Una de las curiosidades de la reunión de ABA es saber qué integrantes de anteriores equipos económicos llegan como oyentes. Circulando por los pasillos del Hilton se mostraron como embajadores del equipo de José Luis Machinea los ex secretarios de Hacienda Mario Vicens y de Industria Javier Tizado. En representación de Ricardo López Murphy llegó Manuel Solanet y como delegados adelantados de lo que hoy será la exposición de FIEL sobre las fórmulas sobre cómo crecer en los próximos 10 años estuvieron Juan Luis Bour y Abel Viglione. De la gestión Roque Fernández, además de Kiguel en representación del Hipotecario, sólo estuvo Pablo Guidotti.

• Muy pocos políticos se animaron este año a escuchar las críticas bancarias y empresariales a favor de reducir el gasto público, esta vez dichas con más vehemencia que nunca, por cierto. Raúl Baglini, Facundo Suárez Lastra, Jorge Remes Lenicov y Carlos Balter fueron de las pocas caras legislativas reconocibles.

• «Me siento Salieri.» Un alto integrante del equipo económico de Domingo Cavallo explicaba con esta frase lo que está viviendo actualmente ante la «hiperactividad» del ministro. La comparación con el músico al que opacaba Mozart viene por el lado de que fue uno de los encargados de preparar sólo una parte de las medidas que lanzó el ministro hace dos viernes y que su primer boceto «no cerraba por ningún lado», luego de tres días de estudios.Aparentemente, Cavallo tomó el borrador y en menos de media hora le dio forma de decreto de aplicación inmediata.


• Héctor Rodríguez y José María Farré, en conjunto y con mucho humor, explicaban ayer al finalizar la rueda inicial las causas de la caída en la recaudación de junio, asegurando además que, tal como adelantó ayer Ambito Financiero, ésta no será todo lo fuerte que se preveía sino que se acercará a 5%. Según los máximos responsables de la recaudación en la Argentina, los ingresos por la moratoria en junio de 2000, más el alza de ese mes a 25% de los anticipos de ganancias, además de la reducción en los impuestos al endeudamiento empresario y a la Ganancia Mínima Presunta que se aplicaron este año, justificarían largamente la caída. Entre los dos se felicitaban por los resultados del impuesto al cheque, que aporta hoy casi 15,5 millones de pesos diarios. Además, a coro, confirmaban que no habría problemas para que la reforma del Impuesto a las Ganancias comenzara en julio, con lo que los trabajadores en relación de dependencia recibirían ese ingreso extra en agosto.

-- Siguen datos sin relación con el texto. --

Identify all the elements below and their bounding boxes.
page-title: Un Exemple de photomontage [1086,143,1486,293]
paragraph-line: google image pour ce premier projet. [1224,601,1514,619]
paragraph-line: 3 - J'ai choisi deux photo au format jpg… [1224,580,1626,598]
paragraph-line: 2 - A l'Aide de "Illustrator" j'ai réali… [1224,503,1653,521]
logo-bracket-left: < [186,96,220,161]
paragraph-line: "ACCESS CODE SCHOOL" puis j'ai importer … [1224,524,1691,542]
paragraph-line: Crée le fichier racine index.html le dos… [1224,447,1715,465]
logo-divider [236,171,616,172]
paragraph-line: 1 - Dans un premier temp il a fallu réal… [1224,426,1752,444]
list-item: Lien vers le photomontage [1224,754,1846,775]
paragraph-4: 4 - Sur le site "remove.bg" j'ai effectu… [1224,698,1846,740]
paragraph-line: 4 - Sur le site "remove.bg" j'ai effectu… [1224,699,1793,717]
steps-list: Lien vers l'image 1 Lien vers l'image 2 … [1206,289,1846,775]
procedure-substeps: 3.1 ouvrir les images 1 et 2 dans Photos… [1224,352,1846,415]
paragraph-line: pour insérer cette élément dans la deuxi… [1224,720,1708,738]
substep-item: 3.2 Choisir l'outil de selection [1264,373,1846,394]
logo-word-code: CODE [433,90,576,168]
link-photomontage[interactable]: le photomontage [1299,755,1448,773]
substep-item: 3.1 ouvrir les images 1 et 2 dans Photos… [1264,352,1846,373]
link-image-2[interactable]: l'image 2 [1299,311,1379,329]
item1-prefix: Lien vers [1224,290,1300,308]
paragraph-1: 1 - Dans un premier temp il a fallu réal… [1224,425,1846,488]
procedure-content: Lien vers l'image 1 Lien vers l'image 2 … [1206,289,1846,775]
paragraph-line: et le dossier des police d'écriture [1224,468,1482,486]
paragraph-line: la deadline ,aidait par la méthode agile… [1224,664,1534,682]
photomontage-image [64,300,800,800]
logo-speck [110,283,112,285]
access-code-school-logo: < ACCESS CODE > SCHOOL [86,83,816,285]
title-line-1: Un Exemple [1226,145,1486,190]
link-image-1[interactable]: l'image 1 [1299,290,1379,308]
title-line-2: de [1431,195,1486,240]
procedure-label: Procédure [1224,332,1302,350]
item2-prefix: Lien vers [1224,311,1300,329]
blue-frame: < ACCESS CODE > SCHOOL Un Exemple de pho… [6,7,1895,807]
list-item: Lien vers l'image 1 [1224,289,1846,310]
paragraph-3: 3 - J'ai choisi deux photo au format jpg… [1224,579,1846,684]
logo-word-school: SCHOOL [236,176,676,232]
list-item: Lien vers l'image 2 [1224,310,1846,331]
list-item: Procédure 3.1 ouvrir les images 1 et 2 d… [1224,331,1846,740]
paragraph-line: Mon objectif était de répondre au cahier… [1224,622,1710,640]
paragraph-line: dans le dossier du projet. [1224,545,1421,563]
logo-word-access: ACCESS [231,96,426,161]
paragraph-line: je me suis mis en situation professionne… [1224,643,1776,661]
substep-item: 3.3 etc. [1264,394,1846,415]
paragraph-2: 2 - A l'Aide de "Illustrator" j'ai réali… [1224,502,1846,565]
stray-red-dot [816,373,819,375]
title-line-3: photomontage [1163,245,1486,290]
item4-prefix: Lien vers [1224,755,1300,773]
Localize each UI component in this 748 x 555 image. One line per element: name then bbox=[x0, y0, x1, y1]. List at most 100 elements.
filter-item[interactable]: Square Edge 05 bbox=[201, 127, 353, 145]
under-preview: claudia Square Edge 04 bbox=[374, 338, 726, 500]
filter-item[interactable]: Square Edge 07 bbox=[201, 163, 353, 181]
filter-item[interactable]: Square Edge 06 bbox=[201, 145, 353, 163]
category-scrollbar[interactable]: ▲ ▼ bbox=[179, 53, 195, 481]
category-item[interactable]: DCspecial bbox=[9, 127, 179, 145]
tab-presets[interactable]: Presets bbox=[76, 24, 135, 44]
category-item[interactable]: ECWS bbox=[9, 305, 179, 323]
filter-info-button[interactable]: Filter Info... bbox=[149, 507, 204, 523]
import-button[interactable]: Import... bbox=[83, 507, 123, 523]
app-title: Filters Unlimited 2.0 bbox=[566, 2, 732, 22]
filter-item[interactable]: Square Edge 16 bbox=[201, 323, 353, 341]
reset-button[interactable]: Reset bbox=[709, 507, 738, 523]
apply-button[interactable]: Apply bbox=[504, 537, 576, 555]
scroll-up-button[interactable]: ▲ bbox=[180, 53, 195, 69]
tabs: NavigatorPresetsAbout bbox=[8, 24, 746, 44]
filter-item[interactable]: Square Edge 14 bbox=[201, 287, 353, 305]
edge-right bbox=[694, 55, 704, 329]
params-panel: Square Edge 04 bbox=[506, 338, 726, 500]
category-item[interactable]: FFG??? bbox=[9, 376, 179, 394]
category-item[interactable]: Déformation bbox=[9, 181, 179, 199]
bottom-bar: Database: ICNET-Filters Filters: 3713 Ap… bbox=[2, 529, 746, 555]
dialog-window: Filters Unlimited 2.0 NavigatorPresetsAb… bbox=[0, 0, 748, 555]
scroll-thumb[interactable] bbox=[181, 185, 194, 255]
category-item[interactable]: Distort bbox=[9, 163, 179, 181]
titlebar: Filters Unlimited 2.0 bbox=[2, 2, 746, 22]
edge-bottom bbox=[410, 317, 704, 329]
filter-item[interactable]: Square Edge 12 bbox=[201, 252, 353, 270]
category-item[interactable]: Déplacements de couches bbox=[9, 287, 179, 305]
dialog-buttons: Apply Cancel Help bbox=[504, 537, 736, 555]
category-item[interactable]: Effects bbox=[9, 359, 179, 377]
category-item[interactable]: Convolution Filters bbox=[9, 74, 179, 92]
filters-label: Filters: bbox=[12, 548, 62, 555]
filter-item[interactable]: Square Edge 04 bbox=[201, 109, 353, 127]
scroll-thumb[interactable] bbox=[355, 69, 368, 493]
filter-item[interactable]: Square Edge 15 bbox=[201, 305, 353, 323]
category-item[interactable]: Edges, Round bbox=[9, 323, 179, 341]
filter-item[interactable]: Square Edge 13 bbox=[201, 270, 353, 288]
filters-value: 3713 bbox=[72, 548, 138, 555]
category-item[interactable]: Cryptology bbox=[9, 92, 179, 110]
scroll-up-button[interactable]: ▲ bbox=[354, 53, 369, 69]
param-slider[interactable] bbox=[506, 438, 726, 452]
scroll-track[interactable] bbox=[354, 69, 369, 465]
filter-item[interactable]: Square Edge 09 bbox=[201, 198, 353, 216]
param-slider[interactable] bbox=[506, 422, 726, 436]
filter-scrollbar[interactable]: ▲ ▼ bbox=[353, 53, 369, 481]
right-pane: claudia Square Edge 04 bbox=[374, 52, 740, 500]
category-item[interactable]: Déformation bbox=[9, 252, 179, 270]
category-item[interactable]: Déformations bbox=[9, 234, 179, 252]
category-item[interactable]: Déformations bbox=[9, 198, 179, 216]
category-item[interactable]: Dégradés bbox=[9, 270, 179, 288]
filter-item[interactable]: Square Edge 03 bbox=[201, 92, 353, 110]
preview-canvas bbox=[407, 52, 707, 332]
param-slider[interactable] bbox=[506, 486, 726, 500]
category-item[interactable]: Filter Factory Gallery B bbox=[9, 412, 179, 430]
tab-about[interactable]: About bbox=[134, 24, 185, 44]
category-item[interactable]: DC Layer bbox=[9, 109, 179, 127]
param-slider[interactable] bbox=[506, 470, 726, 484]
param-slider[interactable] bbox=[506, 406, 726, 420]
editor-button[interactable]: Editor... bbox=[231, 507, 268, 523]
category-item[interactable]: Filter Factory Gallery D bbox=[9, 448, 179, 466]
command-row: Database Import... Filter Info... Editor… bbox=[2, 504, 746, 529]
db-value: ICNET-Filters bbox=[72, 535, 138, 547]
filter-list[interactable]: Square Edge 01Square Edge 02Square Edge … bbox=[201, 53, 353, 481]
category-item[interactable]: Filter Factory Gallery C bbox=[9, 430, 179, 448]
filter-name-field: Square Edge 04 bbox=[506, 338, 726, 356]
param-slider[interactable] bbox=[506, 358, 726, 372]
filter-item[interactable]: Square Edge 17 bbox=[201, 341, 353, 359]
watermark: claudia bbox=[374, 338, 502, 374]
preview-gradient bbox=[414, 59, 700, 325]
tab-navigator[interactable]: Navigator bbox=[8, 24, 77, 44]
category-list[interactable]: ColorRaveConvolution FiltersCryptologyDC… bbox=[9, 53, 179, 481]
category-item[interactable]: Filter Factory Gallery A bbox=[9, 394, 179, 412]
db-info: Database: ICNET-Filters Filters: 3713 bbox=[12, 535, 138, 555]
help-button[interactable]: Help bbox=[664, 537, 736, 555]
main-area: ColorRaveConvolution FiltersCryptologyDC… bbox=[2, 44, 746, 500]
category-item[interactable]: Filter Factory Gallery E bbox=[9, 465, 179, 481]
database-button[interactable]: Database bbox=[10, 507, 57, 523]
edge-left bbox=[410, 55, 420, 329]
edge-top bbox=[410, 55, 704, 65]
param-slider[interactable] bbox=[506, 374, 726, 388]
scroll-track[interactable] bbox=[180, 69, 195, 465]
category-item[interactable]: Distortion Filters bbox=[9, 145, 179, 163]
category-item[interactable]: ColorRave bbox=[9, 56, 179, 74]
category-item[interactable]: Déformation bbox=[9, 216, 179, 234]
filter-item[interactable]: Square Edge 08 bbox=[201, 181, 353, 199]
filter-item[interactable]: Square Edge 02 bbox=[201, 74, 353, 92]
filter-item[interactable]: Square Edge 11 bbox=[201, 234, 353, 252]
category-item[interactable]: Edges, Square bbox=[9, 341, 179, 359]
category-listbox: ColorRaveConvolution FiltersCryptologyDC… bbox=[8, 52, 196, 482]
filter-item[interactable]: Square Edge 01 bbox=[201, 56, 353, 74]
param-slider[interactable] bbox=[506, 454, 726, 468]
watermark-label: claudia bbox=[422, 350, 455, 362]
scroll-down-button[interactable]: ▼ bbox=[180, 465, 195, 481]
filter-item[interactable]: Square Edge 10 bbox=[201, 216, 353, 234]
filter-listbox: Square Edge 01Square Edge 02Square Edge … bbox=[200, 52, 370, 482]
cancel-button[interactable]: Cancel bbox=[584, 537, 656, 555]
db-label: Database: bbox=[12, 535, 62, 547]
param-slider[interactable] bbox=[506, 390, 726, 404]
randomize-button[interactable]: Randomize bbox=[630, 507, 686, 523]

• Los reclamos empresarios al equipo económico no descansaron ni siquiera durante el acto inaugural de ABA. Al que le tocó sufrirlo fue al secretario de Ingresos Públicos, José María Farré. No bien terminó de hablar, Cavallo se cruzó con Cristiano Rattazzi, el número uno de Fiat en la Argentina. «Cómo demoran con el decreto para bajarle el impuesto a los vehículos gasoleros. Lo prometieron para la semana pasada y todavía no salió», le dijo el italiano al funcionario. Farré bajó la cabeza y prometió que «mañana (por hoy) sale seguro en el Boletín Oficial».
 
• Entre las hermosas señoritas que se ocuparon de las promociones de productos en el marco de Expobank, este año sobresalieron las de una empresa de seguridad. Además de su belleza, sorprendieron sobre todo por la vestimenta: la blusa era un chaleco antibalas y en la cartera sobresalía la culata de un arma de fuego. Un vestuario apropiado para los tiempos de inseguridad que corren.

Domingo Cavallo siempre origina alguna sonrisa en sus largos discursos. Esta vez tuvo que ver con su confusión temporal. «El 13 de julio estuvimos reunidos con Rodríguez Giavarini en San Pablo y nos recibieron muy bien.» Después de algunas dudas y unos segundos de silencio, el ministro reaccionó y se acordó de que todavía estamos en junio. «Si no fuera por mi insistencia en ser tan preciso no me hubiera pasado. Tendría que haber dicho este mes y listo», aclaró, provocando la carcajada generalizada del auditorio.